Le drone social

jeudi 9 janvier 2014 Commentaires fermés sur Le drone social

Ceci est le dix-septième texte de la série Vacance. Ni histoire, ni prédiction, ces textes accompagnent la naissance des néotopies à la façon d’un contrepoint.


Un si bel édifice. On a mis des décennies à le bâtir. Tout en bas, des soutiers travaillent dans les fondations. Ils sont chômeurs ou mères célibataires, usagers, pigistes, écriveurs de contenus produits par des utilisateurs, patients, élèves, monteurs de meubles en kit. La plupart du temps, ils ne savent pas qu’ils sont des soutiers. Ils croient juste que la vie est dure, que c’est comme ça, mais ça pourrait être pire. Parfois ils se rebellent, tentent de reprendre le contrôle sur leurs vies, mais on s’est arrangé pour que ce soit difficile, au moins au début. Puis, il y a leurs interlocuteurs. On leur confie des tâches qui sont comme un morceau d’un grand puzzle dont la plupart des pièces sont cachées. Recevoir tant de personnes en difficulté par mois, répondre à tant d’appels, produire tant de feuillets de manuel technique, modérer tant de SMS, prescrire pour telle affection conformément aux normes, mettre des notes réparties selon une belle gaussienne.

Ils ont des superviseurs, qui sont là pour les aider et leur expliquer que oui, c’est absurde, mais si l’on veut préserver une marge de liberté, il faut jouer le jeu. On les surveille de toutes les façons possibles. Leurs vrais superviseurs, ce sont des formulaires, des feuilles de calcul, des bases de données, la boîte de réception de leur email. Jamais ils ne voient ceux qui écrivent ces programmes, conçoivent ces formulaires.
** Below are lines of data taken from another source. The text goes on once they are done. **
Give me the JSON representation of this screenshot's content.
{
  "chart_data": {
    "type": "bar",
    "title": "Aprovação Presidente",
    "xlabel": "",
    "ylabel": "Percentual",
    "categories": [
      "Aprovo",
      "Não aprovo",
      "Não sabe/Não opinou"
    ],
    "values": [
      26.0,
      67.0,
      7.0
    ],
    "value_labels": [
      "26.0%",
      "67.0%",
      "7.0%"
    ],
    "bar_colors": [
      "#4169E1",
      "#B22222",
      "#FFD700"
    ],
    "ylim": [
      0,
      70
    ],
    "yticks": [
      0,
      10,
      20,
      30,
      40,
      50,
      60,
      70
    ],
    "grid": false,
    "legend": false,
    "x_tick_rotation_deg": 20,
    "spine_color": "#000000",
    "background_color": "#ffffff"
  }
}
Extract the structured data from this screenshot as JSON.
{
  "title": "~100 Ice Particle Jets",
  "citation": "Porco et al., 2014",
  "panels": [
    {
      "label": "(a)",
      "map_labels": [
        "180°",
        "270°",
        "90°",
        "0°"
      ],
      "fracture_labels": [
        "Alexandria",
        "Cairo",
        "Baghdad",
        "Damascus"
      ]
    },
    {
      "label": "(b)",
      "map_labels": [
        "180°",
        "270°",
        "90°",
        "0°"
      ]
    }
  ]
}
Mais ceux-là, ils ont aussi leurs superviseurs, des feuilles de spécification, des nombres de lignes de code ou de points de fonction. Ils sont loués par des entreprises et travaillent pour deux « patrons » dont l’un leur interdit d’en faire trop pour l’autre, qui lui se plaint de leur manque de performance au premier. Il y en a comme cela des couches et des couches, des consultants, des experts en évaluation de politiques, des analystes financiers, des conseillers en communication. Certains croient qu’en haut, il y en a qui se la coulent vraiment douce. Peut-être. En tout cas, ils ont de bons indicateurs, ils sont de plus en plus riches. Ils sont de partout et de nulle part. Mais ils sont inquiets. Parce que ce n’est pas possible que tout n’explose pas. Ils savent combien l’édifice est fragile, puisqu’ils passent leur temps à le réparer, à le déplacer chaque fois qu’une action ou une politique le rattrape. Alors ils sont terrés dans le luxe, prisonniers dans leurs palais discrètement gardés. Là aussi certains essayent de se rebeller. Ils sont neutralisés en un rien de temps, transférés dans la réserve pour inadaptés à la richesse et au pouvoir.

Ce qui compte, c’est que plus on a de pouvoir de décision et de moyens d’action, moins on soit confronté aux effets de celles-ci, sauf les effets sur les indicateurs bien sûr. Parce que sinon il y a un risque qu’on se mette à la place de l’autre. D’ailleurs, il ne doit pas y avoir d’autres. Juste des catégories de gens. Et quelques autres à soi, des autres choisis, avec qui on est gentil. C’est comme cela qu’on peut mener des politiques comme on pilote un drone militarisé. C’est comme ça que les soutiers, les superviseurs et les managers de terrain souffrent en silence, qu’on les traite de malades ou de feignants et que les héros qui prennent sur eux pour laisser un peu de liberté aux autres finissent par craquer.